Common symptoms of conjunctivitis include:
- redness and itching
- viral conjunctivitis: discharge is usually watery or mucous-like
- bacterial conjunctivitis: discharge is thick and can be white, yellow, or green
- feels like there is sand in the eye
- crusting over of the eyelid
Common symptoms of keratitis and other frontal eye infections are:
- pain, itching, or sensation of a foreign body in the eye
- photosensitivity (aversion to bright light)
- redness or small red lines in the white of the eye
- discharge of yellow pus that may be crusty on waking up - a possible sign of bacterial infection
- swollen eyelids
- constant involuntary blinking (blepharospasm)
Unfortunately, diseases that damage the retina, the optic nerve, or the blood vessels that feed them often cause no pain at all. The primary symptom is deteriorating vision, which is usually stoppable but not reversible. That's why it's vital to get your eyes checked regularly. One possible symptom of internal eye damage is floaters, tiny fragments in the liquid inside the eye. You see tiny bubbles or dark spots slowly falling through your line of vision. Everyone has a few floaters - you should only worry if you notice a sudden increase in them.
Almost all eye infections accompany disease in some other part of the body, even if it's just a cold. Some but not all of these diseases have clear symptoms. Be on the lookout for eye pain or visual symptoms if you have any of the diseases listed in the "Causes" section of this article.

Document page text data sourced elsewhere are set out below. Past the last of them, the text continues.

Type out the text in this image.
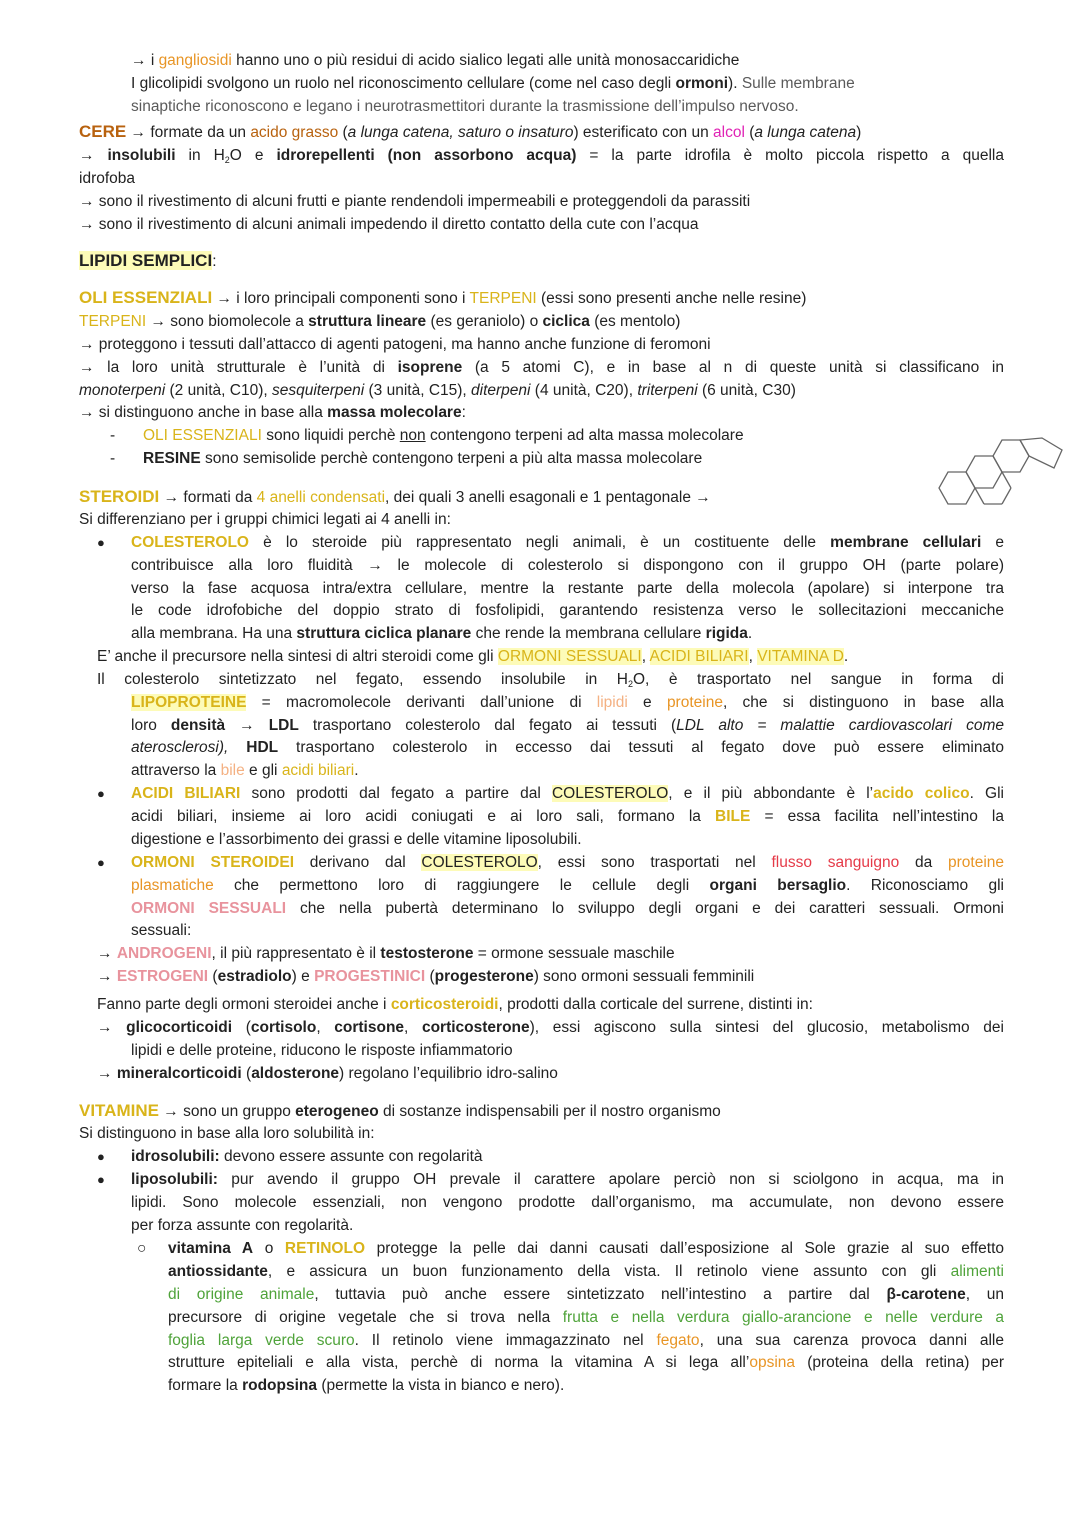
→ i gangliosidi hanno uno o più residui di acido sialico legati alle unità monosaccaridiche
I glicolipidi svolgono un ruolo nel riconoscimento cellulare (come nel caso degli ormoni). Sulle membrane
sinaptiche riconoscono e legano i neurotrasmettitori durante la trasmissione dell’impulso nervoso.
CERE → formate da un acido grasso (a lunga catena, saturo o insaturo) esterificato con un alcol (a lunga catena)
→ insolubili in $H_2O$ e idrorepellenti (non assorbono acqua) = la parte idrofila è molto piccola rispetto a quella
idrofoba
→ sono il rivestimento di alcuni frutti e piante rendendoli impermeabili e proteggendoli da parassiti
→ sono il rivestimento di alcuni animali impedendo il diretto contatto della cute con l’acqua
LIPIDI SEMPLICI:
OLI ESSENZIALI → i loro principali componenti sono i TERPENI (essi sono presenti anche nelle resine)
TERPENI → sono biomolecole a struttura lineare (es geraniolo) o ciclica (es mentolo)
→ proteggono i tessuti dall’attacco di agenti patogeni, ma hanno anche funzione di feromoni
→ la loro unità strutturale è l’unità di isoprene (a 5 atomi C), e in base al n di queste unità si classificano in
monoterpeni (2 unità, C10), sesquiterpeni (3 unità, C15), diterpeni (4 unità, C20), triterpeni (6 unità, C30)
→ si distinguono anche in base alla massa molecolare:
- OLI ESSENZIALI sono liquidi perchè non contengono terpeni ad alta massa molecolare
- RESINE sono semisolide perchè contengono terpeni a più alta massa molecolare
STEROIDI → formati da 4 anelli condensati, dei quali 3 anelli esagonali e 1 pentagonale →
Si differenziano per i gruppi chimici legati ai 4 anelli in:
● COLESTEROLO è lo steroide più rappresentato negli animali, è un costituente delle membrane cellulari e
contribuisce alla loro fluidità → le molecole di colesterolo si dispongono con il gruppo OH (parte polare)
verso la fase acquosa intra/extra cellulare, mentre la restante parte della molecola (apolare) si interpone tra
le code idrofobiche del doppio strato di fosfolipidi, garantendo resistenza verso le sollecitazioni meccaniche
alla membrana. Ha una struttura ciclica planare che rende la membrana cellulare rigida.
E’ anche il precursore nella sintesi di altri steroidi come gli ORMONI SESSUALI, ACIDI BILIARI, VITAMINA D.
Il colesterolo sintetizzato nel fegato, essendo insolubile in $H_2O$, è trasportato nel sangue in forma di
LIPOPROTEINE = macromolecole derivanti dall’unione di lipidi e proteine, che si distinguono in base alla
loro densità → LDL trasportano colesterolo dal fegato ai tessuti (LDL alto = malattie cardiovascolari come
aterosclerosi), HDL trasportano colesterolo in eccesso dai tessuti al fegato dove può essere eliminato
attraverso la bile e gli acidi biliari.
● ACIDI BILIARI sono prodotti dal fegato a partire dal COLESTEROLO, e il più abbondante è l’acido colico. Gli
acidi biliari, insieme ai loro acidi coniugati e ai loro sali, formano la BILE = essa facilita nell’intestino la
digestione e l’assorbimento dei grassi e delle vitamine liposolubili.
● ORMONI STEROIDEI derivano dal COLESTEROLO, essi sono trasportati nel flusso sanguigno da proteine
plasmatiche che permettono loro di raggiungere le cellule degli organi bersaglio. Riconosciamo gli
ORMONI SESSUALI che nella pubertà determinano lo sviluppo degli organi e dei caratteri sessuali. Ormoni
sessuali:
→ ANDROGENI, il più rappresentato è il testosterone = ormone sessuale maschile
→ ESTROGENI (estradiolo) e PROGESTINICI (progesterone) sono ormoni sessuali femminili
Fanno parte degli ormoni steroidei anche i corticosteroidi, prodotti dalla corticale del surrene, distinti in:
→ glicocorticoidi (cortisolo, cortisone, corticosterone), essi agiscono sulla sintesi del glucosio, metabolismo dei
lipidi e delle proteine, riducono le risposte infiammatorio
→ mineralcorticoidi (aldosterone) regolano l’equilibrio idro-salino
VITAMINE → sono un gruppo eterogeneo di sostanze indispensabili per il nostro organismo
Si distinguono in base alla loro solubilità in:
● idrosolubili: devono essere assunte con regolarità
● liposolubili: pur avendo il gruppo OH prevale il carattere apolare perciò non si sciolgono in acqua, ma in
lipidi. Sono molecole essenziali, non vengono prodotte dall’organismo, ma accumulate, non devono essere
per forza assunte con regolarità.
○ vitamina A o RETINOLO protegge la pelle dai danni causati dall’esposizione al Sole grazie al suo effetto
antiossidante, e assicura un buon funzionamento della vista. Il retinolo viene assunto con gli alimenti
di origine animale, tuttavia può anche essere sintetizzato nell’intestino a partire dal β-carotene, un
precursore di origine vegetale che si trova nella frutta e nella verdura giallo-arancione e nelle verdure a
foglia larga verde scuro. Il retinolo viene immagazzinato nel fegato, una sua carenza provoca danni alle
strutture epiteliali e alla vista, perchè di norma la vitamina A si lega all’opsina (proteina della retina) per
formare la rodopsina (permette la vista in bianco e nero).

Serious complications of eye infection include damage to the retina and the formation of scars and ulcers in the cornea that can obstruct vision. Some infections, like syphilis, can also provoke glaucoma. Moreover, eye problems are often the only visible symptom of wider infections. Chlamydia, for example, often causes no genital symptoms, but can cause infertility and heart damage if left untreated.